Breastfeeding mothers across the country are fighting for their rights at work. Recently American Civil Liberties Union (ACLU) and Equal Opportunity Employment Commission (EEOC) filed a civil suit on the behalf of a Pennsylvania mother against her employer for failing to follow the 2010 Affordable Care Act (ACA).
This is the first lawsuit brought by ACLU under the ACA’s breastfeeding provision, which is the first federal law that requires employers to accommodate nursing mothers on the job. This is also one of a growing number of lactation discrimination lawsuits highlighting the need for more accommodation and acceptance for nursing mothers in the workplace.
Despite overwhelming evidence supporting the health benefits of breastfeeding, mothers who choose to continue breastfeeding when they return to the paid workforce face insurmountable obstacles that can force them choose between their jobs and what is in the best interest of their babies.
In this case, for example, PA mother Bobbi Bockoras said that her employer, Saint-Gobain Verallia North America, did not offer her a clean, private, non-bathroom space to pump. She said that her supervisor first told her to pump in a bathroom, and then offered a locker room covered in dirt and dead bugs after she protested.

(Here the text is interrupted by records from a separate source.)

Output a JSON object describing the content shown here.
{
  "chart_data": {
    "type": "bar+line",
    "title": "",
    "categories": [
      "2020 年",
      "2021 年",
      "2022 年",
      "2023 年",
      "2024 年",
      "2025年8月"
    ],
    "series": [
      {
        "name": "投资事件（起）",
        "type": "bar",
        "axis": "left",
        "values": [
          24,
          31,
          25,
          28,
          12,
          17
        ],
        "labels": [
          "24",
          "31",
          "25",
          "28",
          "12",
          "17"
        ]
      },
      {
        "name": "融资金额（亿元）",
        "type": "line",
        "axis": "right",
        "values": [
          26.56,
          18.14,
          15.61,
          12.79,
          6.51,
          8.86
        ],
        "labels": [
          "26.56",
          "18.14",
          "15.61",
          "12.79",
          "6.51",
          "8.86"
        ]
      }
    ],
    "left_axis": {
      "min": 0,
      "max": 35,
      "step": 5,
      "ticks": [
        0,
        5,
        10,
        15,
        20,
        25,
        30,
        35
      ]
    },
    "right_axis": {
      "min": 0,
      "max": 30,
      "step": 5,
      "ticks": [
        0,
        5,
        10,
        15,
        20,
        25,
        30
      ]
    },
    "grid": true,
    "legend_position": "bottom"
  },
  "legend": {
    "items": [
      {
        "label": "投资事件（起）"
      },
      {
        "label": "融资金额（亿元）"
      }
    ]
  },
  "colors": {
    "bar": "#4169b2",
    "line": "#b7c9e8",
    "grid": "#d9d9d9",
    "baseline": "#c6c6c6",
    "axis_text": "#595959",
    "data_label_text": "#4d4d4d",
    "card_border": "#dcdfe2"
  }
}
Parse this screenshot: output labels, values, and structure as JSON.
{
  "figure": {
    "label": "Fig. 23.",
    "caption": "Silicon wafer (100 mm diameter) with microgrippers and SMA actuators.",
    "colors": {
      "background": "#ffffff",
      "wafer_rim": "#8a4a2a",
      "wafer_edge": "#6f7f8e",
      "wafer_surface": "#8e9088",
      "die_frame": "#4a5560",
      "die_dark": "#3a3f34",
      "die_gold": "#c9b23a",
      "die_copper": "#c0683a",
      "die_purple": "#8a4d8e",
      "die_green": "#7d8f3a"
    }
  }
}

Prior to the ACA, the situation was even worse. Nursing mothers who wanted to pump at work had few rights. An employer could refuse to allow a mother to express milk at work or fire her for doing so.

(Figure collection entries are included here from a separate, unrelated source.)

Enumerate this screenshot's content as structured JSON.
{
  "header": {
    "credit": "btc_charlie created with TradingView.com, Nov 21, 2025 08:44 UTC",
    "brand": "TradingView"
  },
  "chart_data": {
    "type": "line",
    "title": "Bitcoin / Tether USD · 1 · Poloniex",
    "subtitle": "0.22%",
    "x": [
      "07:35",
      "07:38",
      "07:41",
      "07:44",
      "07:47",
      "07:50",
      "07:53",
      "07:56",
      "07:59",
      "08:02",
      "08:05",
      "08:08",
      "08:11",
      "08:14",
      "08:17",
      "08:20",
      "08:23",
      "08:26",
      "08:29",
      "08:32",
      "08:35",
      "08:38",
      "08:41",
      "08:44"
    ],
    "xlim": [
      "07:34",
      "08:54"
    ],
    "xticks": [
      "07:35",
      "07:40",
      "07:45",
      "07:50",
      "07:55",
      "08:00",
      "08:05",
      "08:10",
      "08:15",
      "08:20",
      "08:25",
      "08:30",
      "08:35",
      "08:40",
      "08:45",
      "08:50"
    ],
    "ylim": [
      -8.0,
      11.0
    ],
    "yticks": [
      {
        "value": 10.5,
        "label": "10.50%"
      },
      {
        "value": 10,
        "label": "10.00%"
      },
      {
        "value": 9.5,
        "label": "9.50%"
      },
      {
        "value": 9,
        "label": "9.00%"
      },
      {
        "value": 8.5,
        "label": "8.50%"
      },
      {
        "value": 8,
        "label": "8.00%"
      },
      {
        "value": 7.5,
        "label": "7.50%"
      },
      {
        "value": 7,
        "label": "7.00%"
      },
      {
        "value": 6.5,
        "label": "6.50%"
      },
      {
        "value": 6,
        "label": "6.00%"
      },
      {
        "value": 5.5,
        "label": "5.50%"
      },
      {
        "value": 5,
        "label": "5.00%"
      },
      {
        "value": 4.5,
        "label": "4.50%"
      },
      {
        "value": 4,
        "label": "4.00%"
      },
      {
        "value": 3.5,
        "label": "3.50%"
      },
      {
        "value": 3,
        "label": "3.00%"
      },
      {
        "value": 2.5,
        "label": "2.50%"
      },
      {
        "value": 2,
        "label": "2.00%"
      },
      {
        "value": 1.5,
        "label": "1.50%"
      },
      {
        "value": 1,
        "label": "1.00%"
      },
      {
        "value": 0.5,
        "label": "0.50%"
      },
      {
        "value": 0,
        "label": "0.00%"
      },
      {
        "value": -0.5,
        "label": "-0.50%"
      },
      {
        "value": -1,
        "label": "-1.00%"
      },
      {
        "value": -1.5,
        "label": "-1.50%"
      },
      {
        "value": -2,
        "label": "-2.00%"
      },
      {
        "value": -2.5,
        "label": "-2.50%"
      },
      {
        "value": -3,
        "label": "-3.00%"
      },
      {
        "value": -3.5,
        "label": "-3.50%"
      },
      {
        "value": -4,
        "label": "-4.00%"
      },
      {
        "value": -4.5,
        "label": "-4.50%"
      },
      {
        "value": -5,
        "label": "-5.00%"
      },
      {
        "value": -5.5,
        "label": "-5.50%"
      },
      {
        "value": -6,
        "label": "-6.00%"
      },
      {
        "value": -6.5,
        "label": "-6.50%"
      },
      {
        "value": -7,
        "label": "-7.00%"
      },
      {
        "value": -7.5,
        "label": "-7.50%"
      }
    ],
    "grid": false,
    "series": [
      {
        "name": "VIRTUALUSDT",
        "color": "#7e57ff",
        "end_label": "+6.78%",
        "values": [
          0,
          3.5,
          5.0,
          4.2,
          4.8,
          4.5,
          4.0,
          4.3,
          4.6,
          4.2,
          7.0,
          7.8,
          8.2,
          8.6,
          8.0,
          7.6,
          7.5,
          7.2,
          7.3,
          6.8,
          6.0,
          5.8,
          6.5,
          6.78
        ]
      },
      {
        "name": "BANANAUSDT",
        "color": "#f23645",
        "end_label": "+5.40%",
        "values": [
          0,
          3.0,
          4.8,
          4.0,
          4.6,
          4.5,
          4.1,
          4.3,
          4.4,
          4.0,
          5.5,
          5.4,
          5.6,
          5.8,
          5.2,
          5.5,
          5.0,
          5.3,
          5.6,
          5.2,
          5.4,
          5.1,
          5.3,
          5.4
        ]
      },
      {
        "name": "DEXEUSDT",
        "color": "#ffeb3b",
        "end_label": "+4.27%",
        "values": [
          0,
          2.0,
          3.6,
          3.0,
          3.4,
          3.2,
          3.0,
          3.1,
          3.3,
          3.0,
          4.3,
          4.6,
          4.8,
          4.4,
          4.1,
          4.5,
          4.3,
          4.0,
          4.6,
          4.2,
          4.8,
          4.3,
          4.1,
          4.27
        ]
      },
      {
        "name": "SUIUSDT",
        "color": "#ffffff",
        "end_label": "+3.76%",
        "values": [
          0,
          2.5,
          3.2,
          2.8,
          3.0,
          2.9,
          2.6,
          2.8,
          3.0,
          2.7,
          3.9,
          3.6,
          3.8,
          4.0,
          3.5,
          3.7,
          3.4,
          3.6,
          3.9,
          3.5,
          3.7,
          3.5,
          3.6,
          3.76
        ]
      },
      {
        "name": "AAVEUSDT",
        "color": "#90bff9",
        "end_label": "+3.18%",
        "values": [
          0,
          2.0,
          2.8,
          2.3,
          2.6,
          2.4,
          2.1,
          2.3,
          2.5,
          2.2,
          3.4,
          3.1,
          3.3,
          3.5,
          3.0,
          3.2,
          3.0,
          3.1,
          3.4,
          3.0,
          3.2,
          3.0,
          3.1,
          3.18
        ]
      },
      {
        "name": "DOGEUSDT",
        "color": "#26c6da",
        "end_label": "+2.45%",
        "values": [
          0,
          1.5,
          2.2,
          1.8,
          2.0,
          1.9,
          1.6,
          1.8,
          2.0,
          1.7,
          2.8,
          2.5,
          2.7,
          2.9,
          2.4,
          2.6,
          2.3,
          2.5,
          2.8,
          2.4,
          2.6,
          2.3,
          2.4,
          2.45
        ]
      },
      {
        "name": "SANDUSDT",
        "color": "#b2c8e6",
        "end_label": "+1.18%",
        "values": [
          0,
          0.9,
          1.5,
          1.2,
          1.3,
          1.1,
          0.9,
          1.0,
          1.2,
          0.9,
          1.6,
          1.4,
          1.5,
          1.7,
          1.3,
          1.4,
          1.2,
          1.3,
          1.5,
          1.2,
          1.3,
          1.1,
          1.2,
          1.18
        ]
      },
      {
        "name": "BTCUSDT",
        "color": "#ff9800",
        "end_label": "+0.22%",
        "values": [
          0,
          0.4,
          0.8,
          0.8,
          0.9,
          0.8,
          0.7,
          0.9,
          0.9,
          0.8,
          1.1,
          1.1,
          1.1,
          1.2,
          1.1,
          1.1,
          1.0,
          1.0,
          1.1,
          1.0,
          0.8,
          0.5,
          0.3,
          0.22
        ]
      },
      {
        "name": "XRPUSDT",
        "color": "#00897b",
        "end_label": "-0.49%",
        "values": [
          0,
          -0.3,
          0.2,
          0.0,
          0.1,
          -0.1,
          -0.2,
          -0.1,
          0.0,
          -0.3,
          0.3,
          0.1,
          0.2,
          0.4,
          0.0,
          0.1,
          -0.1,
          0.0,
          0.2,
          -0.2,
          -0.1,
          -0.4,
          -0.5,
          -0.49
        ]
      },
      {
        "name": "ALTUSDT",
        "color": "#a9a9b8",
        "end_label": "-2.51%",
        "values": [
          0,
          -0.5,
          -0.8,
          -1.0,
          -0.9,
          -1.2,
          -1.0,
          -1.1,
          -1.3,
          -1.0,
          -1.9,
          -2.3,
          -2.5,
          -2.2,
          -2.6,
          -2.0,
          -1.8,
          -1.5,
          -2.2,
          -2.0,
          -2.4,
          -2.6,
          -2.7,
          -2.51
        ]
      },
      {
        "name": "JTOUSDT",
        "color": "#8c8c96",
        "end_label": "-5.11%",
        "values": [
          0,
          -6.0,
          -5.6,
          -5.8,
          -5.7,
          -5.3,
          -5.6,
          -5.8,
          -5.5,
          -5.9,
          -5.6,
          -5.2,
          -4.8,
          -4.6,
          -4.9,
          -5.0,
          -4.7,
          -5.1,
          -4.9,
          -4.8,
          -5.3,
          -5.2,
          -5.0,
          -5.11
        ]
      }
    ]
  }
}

For example, when Ohio mother LaNisa Aleen claimed she was fired by her employer, Totes/Isotoner, for taking pump breaks in 2009, the Ohio Supreme Court ruled in favor of the employer.
And when Texas mother Donnicia Venters claimed that she was fired in 2009 for requesting to express breast milk on the job, the U.S. District Judge Lynn Hughes decided that “lactation is not pregnancy, childbirth, or a related medical condition, and thus not protected from sex discrimination.”
Now the tide may be turning in favor of nursing mothers. Last year an appeals court unanimously overturned Hughes’ ruling in the Venters case. Three judges affirmed that lactation is a result of pregnancy and therefore, nursing mothers are protected under sex discrimination laws at work.
Under the ACA provision, which amends the Fair Labor Standards Act, companies are now required to provide “reasonable break time for an employee to express breast milk for her nursing child for one year after the child’s birth” and “a place, other than a bathroom, that is shield from view and free from intrusion.” The provision also prohibits retaliation by companies when employees file complaints.
Here in California, nursing mothers are even better protected. The ACA provision only applies to companies who employ 50 workers or more, and only protects hourly workers, not salaried ones. However, California labor code actually requires “every employer” to provide break time to accommodate an employee desiring to express breast milk for her infant child, and make efforts to provide the employee with the use of a room to express milk in private.
Further, the ACA provision includes no penalty for businesses that don’t comply. But an employer who violates the CA labor code is subject to a civil penalty.
As more women become aware of their rights under the law, we hope more working mothers will exercise their rights and continue breastfeeding after returning to work. One mother’s fight will help make breastfeeding easier for other working mothers, and help form a more baby friendly nation.